The story so far: Dynamite Publishing, headed by Nick Barrucci, appears to have licensed a property, Lady Rawhide, originally published by now defunct Topps Comics in 1995-97. The project was announced about two weeks ago in a press release by Dynamite, including a cover image by Joseph Michael Linsner.
Lady Rawhide was created by Don McGregor and Mike Mayhew. Don McGregor is widely credited with having written one of the better series in comic book history, Black Panther; one of the first modern time graphic novels, Sabre; and being a key creator to opening the door to independent publishing at Eclipse Comics.
The press release from Dynamite announcing Lady Rawhide made no mention of the character being created by Don McGregor. However, some web sites announcing the project, such as Bleeding Cool, were far more gracious than the publisher and did make mention of it.
Don McGregor, hearing for the first time about the project late last week, from a Facebook friend, began to respond. His posts expresed his attachment and dedication to the creation of Lady Rawhide, and his dismay at not being informed about it. Heidi McDonald at The Beat and Rich Johnston at Bleeding Cool both posted articles about McGregor’s rumblings on his Facebook page, both also suggesting that it would have been nice for someone to have informed Don about it. Both apparently also contacted Nick Barrucci for a response, which was then posted at both sites. Instead of a conciliatory note regretting the way a great and pivotal comics creator was slighted by no mention of his original authorship in the press releases and by not even being informed about it, Barrucci went on the offensive:
I’m running around the city in meetings. Funny coincidence – Last night I had a meeting with two comics creators, and the interesting thing about when they talk about royalties. They get them after the book ships and after the end of the reporting period. You know, the way the world works. They don’t seem to get paid based on an announcement. Now, a book gets announced and Don is already being screwed out of any financial compensation that he has an agreement on? I doubt it. I’ve worked with the Zorro Property Owners for 4 years, and they always honor not only their contracts, but their word. I’m not speaking for them, but saying what in my experience and what I can comfortably say for the experience that I’ve had with Matt Wagner and others.
Don talks about “honest failure” to the audience. I guess it’s ok if he lets them down. I have a lot of respect for Don. But this was unfair to Zorro Properties to go out there and make these claims without asking anyone what the release schedule was, the book ships, etc.
It would have been nice if Don would have been professional and asked honest questions before making wild assertions. And then complain if he’s not happy. Which he is happy to do.

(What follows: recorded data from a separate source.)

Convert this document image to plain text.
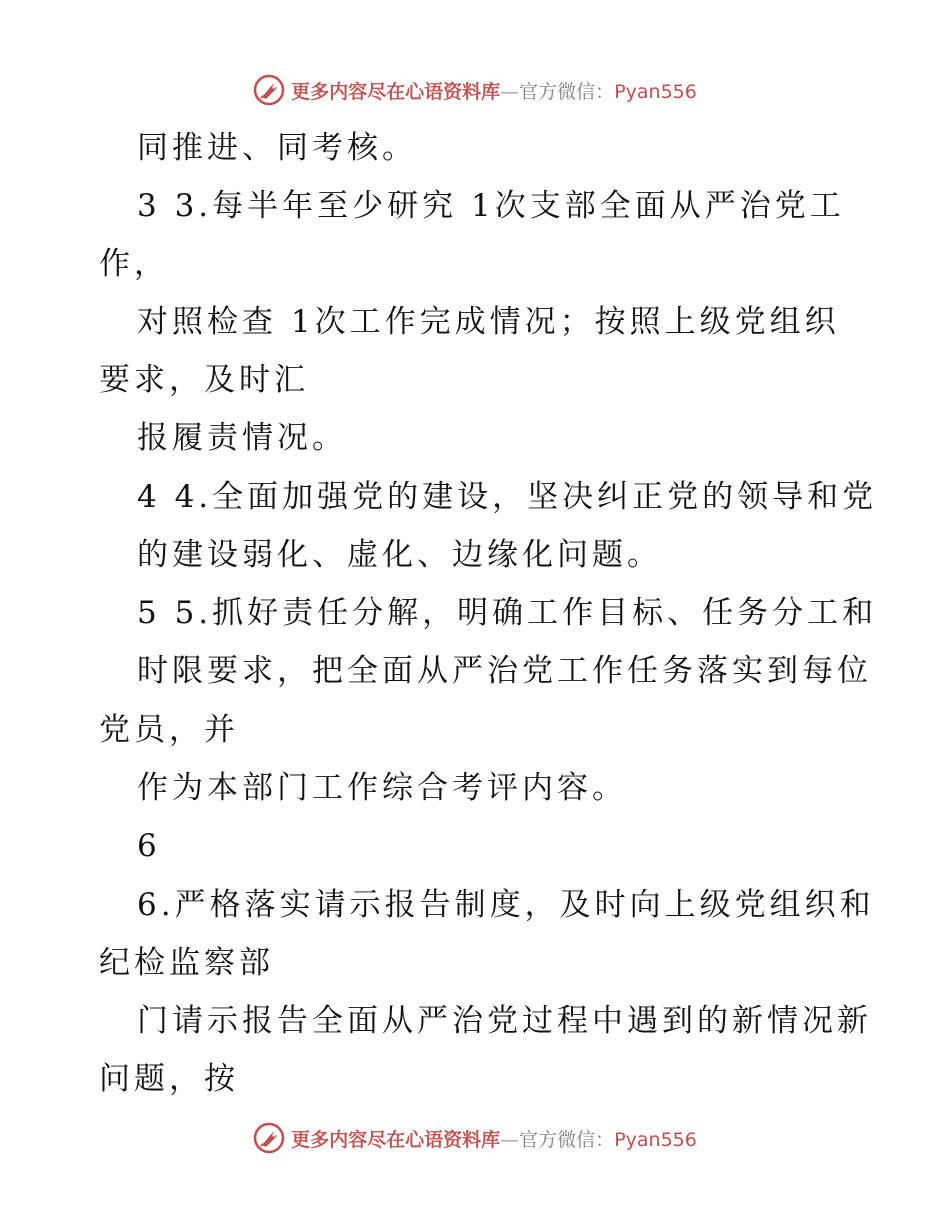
更多内容尽在心语资料库—官方微信：Pyan556
同推进、同考核。
3 3.每半年至少研究 1次支部全面从严治党工
作，
对照检查 1次工作完成情况；按照上级党组织
要求，及时汇
报履责情况。
4 4.全面加强党的建设，坚决纠正党的领导和党
的建设弱化、虚化、边缘化问题。
5 5.抓好责任分解，明确工作目标、任务分工和
时限要求，把全面从严治党工作任务落实到每位
党员，并
作为本部门工作综合考评内容。
6
6.严格落实请示报告制度，及时向上级党组织和
纪检监察部
门请示报告全面从严治党过程中遇到的新情况新
问题，按
更多内容尽在心语资料库—官方微信：Pyan556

Don – feel free to drop me a line directly to answer any questions – email@example.com
The forum discussion at Bleeding Cool, and the comments at The Beat, though somewhat divided, mostly began by buying into Barrucci’s strategy and blaming Don for having jumped the gun because royalty monies are not traditionally made at the announcement of a project – but only after it’s been published. Nick Barrucci’s cynical ploy to turn the tables on the creator whose work he intends to exploit, entirely disregarded the fact that Don made no mention of payments, only the basic professional courtesy failings of keeping the creator out of the loop and not even mentioning his name in the promotional material. As has been the case in such internet discussions, which I’ve commented on at Tom Spurgeon’s Comics Reporter, the talk quickly lost focus, giving way into bickering over the legal responsibility of the publisher. I’ve joined a few good members at both venues, trying not to lose track of the unprofessional and disingenuous way that Nick Barrucci responded – and the effective attempt to insult Don McGregor, most likely to cover up for his own failing in how the affair has been handled.
Don McGregor has been posting at his Facebook page about his own approach to writing, and the dedication with which he’s promoted these projects for the publishers. One of these postings included a photo of himself and his daughter Laurel, in a Lady Rawhide-like costume, when they traveled voluntarily and at their own expense, to the GENE AUTRY MUSEUM in order to promote the Zorro/Lady Rawhide comic books from Topps. That’s the photo used as inspiration for the cartoon at the top of this article.
One of the points I’ve made repeatedly about such incidents is that publishers will only become swayed to change their tone towards creators when they feel a serious enough public relations fallout. It seems too easy for someone like Nick Barrucci to get away with such disingenuous tactics and disrespectful treatment of a creator who deserves a little better. I hope this incident is enough to sound a warning bell that it’s time for the comics community to assert that this attitude should not be tolerated and will not be left unanswered. That we should be able to expect a little better from publishers who make their livelihood by the grace of the creators who give their soul blood, sweat and tears to this medium.
The cartoon at the top is offered freely to everyone to spread around and help promote the idea that we should not be silent about such behavior anymore, and that Don McGregor is owed a sincere apology from Nick Barrucci for his distasteful and abusive response to Don’s justified grievance.